Greg describes event processing as a method of analysing streams of data about things that has happened and deriving a conclusion from them. One example is temporal correlation queries used when you want to correlate things that have happened at different times, e.g. finding users that said the word “presents” within one minute of saying the word “birthday” in a twitter stream or finding patients in a clinical trial that has reacted in certain ways at different times during the trial period.

For creating queries Greg uses a query language implemented in JavaScript that works on top of event streams. Writing queries in JavaScript means a web browser can be used for writing, and also for debugging.
This query language is included in Event Store, a type of NoSQL database built according to the concepts of an Event Source.

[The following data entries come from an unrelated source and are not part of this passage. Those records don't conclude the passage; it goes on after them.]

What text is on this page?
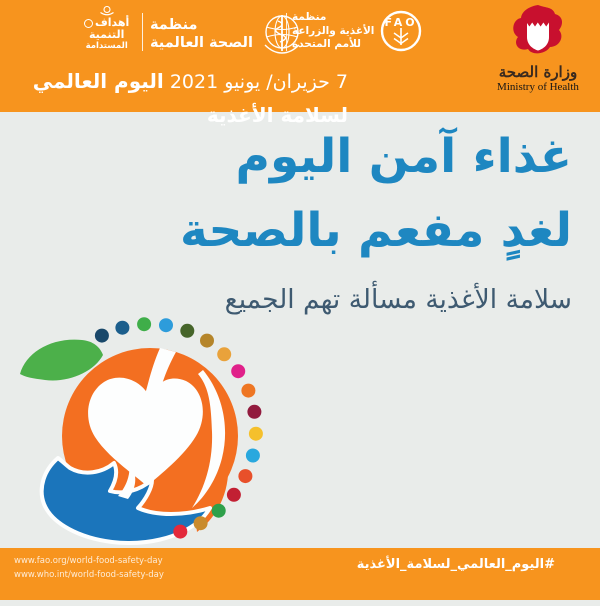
أهداف
التنمية
المستدامة
منظمة
الصحة العالمية
منظمة
الأغذية والزراعة
للأمم المتحدة
FAO
وزارة الصحة
Ministry of Health
7 حزيران/ يونيو 2021 اليوم العالمي لسلامة الأغذية
غذاء آمن اليوم
لغدٍ مفعم بالصحة
سلامة الأغذية مسألة تهم الجميع
www.fao.org/world-food-safety-day
www.who.int/world-food-safety-day
#اليوم_العالمي_لسلامة_الأغذية
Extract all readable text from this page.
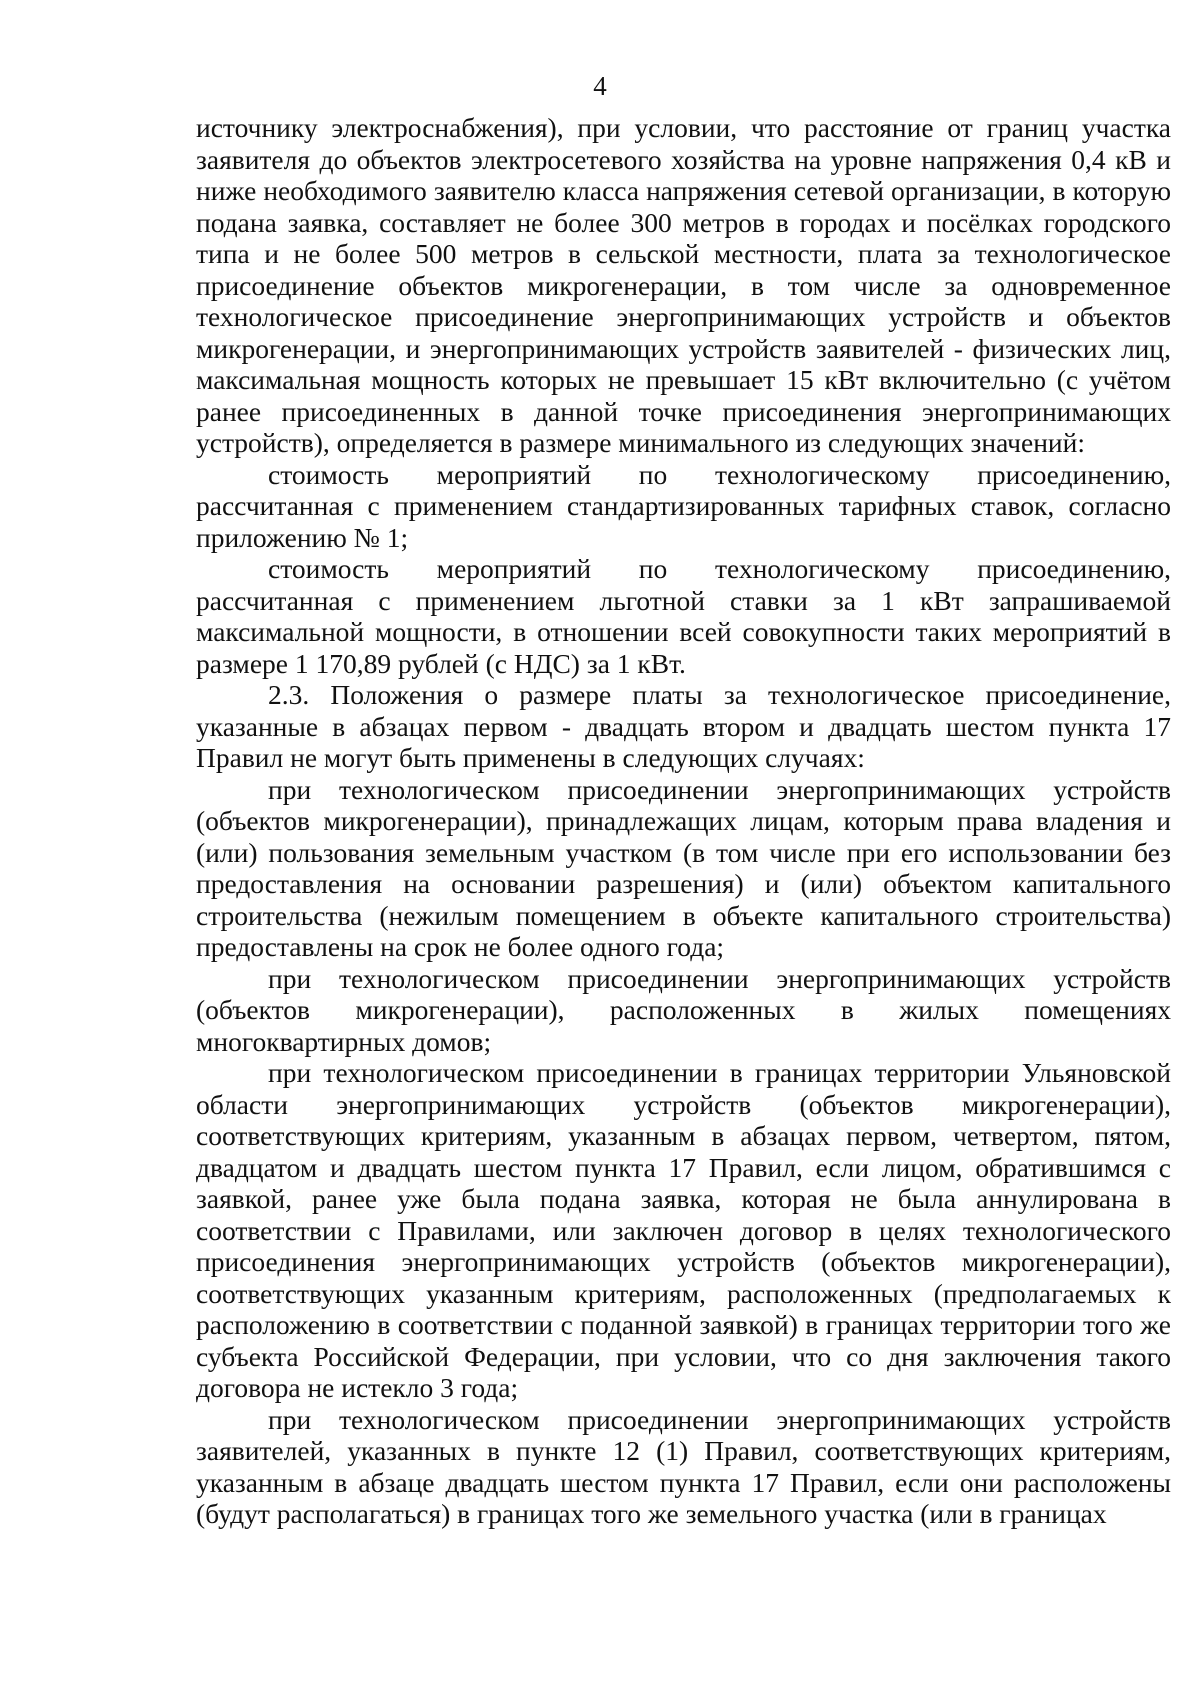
4

источнику электроснабжения), при условии, что расстояние от границ участка заявителя до объектов электросетевого хозяйства на уровне напряжения 0,4 кВ и ниже необходимого заявителю класса напряжения сетевой организации, в которую подана заявка, составляет не более 300 метров в городах и посёлках городского типа и не более 500 метров в сельской местности, плата за технологическое присоединение объектов микрогенерации, в том числе за одновременное технологическое присоединение энергопринимающих устройств и объектов микрогенерации, и энергопринимающих устройств заявителей - физических лиц, максимальная мощность которых не превышает 15 кВт включительно (с учётом ранее присоединенных в данной точке присоединения энергопринимающих устройств), определяется в размере минимального из следующих значений:

стоимость мероприятий по технологическому присоединению, рассчитанная с применением стандартизированных тарифных ставок, согласно приложению № 1;

стоимость мероприятий по технологическому присоединению, рассчитанная с применением льготной ставки за 1 кВт запрашиваемой максимальной мощности, в отношении всей совокупности таких мероприятий в размере 1 170,89 рублей (с НДС) за 1 кВт.

2.3. Положения о размере платы за технологическое присоединение, указанные в абзацах первом - двадцать втором и двадцать шестом пункта 17 Правил не могут быть применены в следующих случаях:

при технологическом присоединении энергопринимающих устройств (объектов микрогенерации), принадлежащих лицам, которым права владения и (или) пользования земельным участком (в том числе при его использовании без предоставления на основании разрешения) и (или) объектом капитального строительства (нежилым помещением в объекте капитального строительства) предоставлены на срок не более одного года;

при технологическом присоединении энергопринимающих устройств (объектов микрогенерации), расположенных в жилых помещениях многоквартирных домов;

при технологическом присоединении в границах территории Ульяновской области энергопринимающих устройств (объектов микрогенерации), соответствующих критериям, указанным в абзацах первом, четвертом, пятом, двадцатом и двадцать шестом пункта 17 Правил, если лицом, обратившимся с заявкой, ранее уже была подана заявка, которая не была аннулирована в соответствии с Правилами, или заключен договор в целях технологического присоединения энергопринимающих устройств (объектов микрогенерации), соответствующих указанным критериям, расположенных (предполагаемых к расположению в соответствии с поданной заявкой) в границах территории того же субъекта Российской Федерации, при условии, что со дня заключения такого договора не истекло 3 года;

при технологическом присоединении энергопринимающих устройств заявителей, указанных в пункте 12 (1) Правил, соответствующих критериям, указанным в абзаце двадцать шестом пункта 17 Правил, если они расположены (будут располагаться) в границах того же земельного участка (или в границах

In event sourcing, instead of representing state directly, state is represented as a series of facts, something that has happened at a specific point in time. Storing data this way means that no information is lost since every change of state is stored, not just the current state.

Storing facts or events creates a kind of time machine making it possible to go back in time and look at how things were historically, e.g. creating a new report today and run it as if time is one month back.
Another use case is looking at predictions and estimating the predictivity capability; running a predictive model as if it is one month earlier, predicting outcome for today and comparing the result with the real outcome.

Event Store is an open source product, licensed under a 3-clause BSD license, first released in September 2012.

Greg Young, lead architect for the Event Store, is an independent consultant famous for having coined the term CQRS.